The moon seeking algo raises the scope to the altitude of the moon (which is why leveling is so important) while aiming a bit right of where it should be (why compass needs to be calibrated) and then sweeps left looking for a bright spot that is the moon, or even a bright edge that it can chase toward the moon. If it misses it'll go back and forth maybe shifting the altitude a bit as it does.
BUT.. because it's looking for light, it an can be confused by other lights (porch light, street light, etc) and start chasing that away from the real moon..
So I'm testing out my steps, and I immediately notice that there's a lot of light it the frame, despite there being no other lights in front of the scope. Dark sky and nearly full moon, nothing else. But what I see in frame looks like bad internal reflections or lens flare. The moon seeking algo chased this light off into oblivion ending up pointed nowhere near the moon (like down and 30 degrees left). I cancelled it and looked at the exposure setting realized that it was seeking in full auto so it was set to see the stars in a black sky, not the moon. This causes it to amplify the relatively dim lens flares to the point that it thought the moon was nearby. When I manually located the moon (sighting through the gap in the scope), the exposure immediately drops to a very low value.. like 1uS and gain of 5-10. Versus the extremely high values it was using before.

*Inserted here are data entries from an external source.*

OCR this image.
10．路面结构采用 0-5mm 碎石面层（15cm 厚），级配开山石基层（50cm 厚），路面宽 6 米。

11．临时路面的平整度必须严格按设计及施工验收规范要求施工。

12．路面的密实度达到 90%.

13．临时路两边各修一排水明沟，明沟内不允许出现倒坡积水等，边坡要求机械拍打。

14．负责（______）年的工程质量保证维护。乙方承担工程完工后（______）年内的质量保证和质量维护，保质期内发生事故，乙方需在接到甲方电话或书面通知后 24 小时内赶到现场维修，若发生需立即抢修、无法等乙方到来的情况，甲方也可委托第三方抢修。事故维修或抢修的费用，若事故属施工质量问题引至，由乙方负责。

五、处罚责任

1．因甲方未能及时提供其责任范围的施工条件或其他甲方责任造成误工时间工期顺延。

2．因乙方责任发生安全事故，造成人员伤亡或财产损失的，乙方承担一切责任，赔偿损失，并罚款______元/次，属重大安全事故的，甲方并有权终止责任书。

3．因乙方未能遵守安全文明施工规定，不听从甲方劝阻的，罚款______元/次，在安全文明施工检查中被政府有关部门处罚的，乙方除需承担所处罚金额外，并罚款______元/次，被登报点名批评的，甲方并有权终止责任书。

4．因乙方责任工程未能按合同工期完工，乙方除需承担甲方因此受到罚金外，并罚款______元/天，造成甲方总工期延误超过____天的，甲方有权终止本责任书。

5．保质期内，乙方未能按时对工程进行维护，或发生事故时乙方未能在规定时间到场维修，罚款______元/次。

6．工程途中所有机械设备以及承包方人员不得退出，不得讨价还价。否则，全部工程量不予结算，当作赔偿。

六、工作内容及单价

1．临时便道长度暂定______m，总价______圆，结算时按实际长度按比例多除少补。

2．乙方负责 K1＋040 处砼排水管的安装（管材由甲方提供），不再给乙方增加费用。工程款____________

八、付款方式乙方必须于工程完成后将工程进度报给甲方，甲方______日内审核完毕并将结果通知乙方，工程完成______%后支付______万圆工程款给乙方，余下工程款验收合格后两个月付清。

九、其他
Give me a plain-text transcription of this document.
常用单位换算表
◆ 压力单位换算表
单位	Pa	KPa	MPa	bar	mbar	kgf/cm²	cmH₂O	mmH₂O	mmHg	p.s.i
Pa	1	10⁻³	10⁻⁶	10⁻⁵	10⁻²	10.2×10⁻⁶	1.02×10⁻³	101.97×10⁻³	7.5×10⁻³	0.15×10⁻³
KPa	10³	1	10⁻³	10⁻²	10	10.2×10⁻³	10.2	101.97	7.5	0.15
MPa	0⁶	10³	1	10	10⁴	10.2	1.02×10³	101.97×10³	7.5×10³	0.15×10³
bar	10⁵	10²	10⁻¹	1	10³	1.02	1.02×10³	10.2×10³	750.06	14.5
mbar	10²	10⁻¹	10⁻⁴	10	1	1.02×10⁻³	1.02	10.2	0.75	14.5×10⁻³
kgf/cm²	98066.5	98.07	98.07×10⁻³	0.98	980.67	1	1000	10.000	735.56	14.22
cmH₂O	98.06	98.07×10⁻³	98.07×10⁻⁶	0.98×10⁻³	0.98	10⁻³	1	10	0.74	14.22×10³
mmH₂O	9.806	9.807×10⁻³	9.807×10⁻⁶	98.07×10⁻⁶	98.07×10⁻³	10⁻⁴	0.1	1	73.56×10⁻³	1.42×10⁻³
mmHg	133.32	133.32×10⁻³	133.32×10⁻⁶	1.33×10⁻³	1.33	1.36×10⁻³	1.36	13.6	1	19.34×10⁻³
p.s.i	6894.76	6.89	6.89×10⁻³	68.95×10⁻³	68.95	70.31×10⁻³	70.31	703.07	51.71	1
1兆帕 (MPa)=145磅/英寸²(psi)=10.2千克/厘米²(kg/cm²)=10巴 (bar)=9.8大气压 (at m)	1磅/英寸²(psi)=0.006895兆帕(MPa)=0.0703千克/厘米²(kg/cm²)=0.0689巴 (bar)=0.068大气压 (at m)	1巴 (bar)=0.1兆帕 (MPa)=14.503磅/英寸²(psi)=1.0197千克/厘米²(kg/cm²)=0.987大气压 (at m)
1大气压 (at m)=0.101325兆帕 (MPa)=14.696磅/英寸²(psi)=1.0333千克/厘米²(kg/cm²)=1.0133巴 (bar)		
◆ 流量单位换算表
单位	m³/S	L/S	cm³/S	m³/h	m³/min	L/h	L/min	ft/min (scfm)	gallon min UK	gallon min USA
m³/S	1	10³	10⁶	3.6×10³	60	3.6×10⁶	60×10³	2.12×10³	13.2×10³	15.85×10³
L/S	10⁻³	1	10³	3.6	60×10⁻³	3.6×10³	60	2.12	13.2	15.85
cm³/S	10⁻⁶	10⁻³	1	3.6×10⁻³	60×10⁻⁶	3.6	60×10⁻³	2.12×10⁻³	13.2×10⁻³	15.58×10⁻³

I locked the exposure then manually drove it off the moon and then told it to seek it again, and it immediately went back to auto exposure, and the lens flares showed up again, and it got lost, never finding the moon. I think this is a bug. Yes I think the exposure needs to be a bit higher while moon seeking so that it can chase the off axis glow of the moon when it sees it on the edge of the frame, but at full auto it's letting in way too much light so is confused by the relatively dim lens flares of the moon itself.
The fix for this would be to set an upper limit on the exposure while moon seeking, that's still pretty low. That's it.
It's pretty obvious when you cancel the moon finding, and just manually lower the exposure, the lens flares (or reflections) just go away.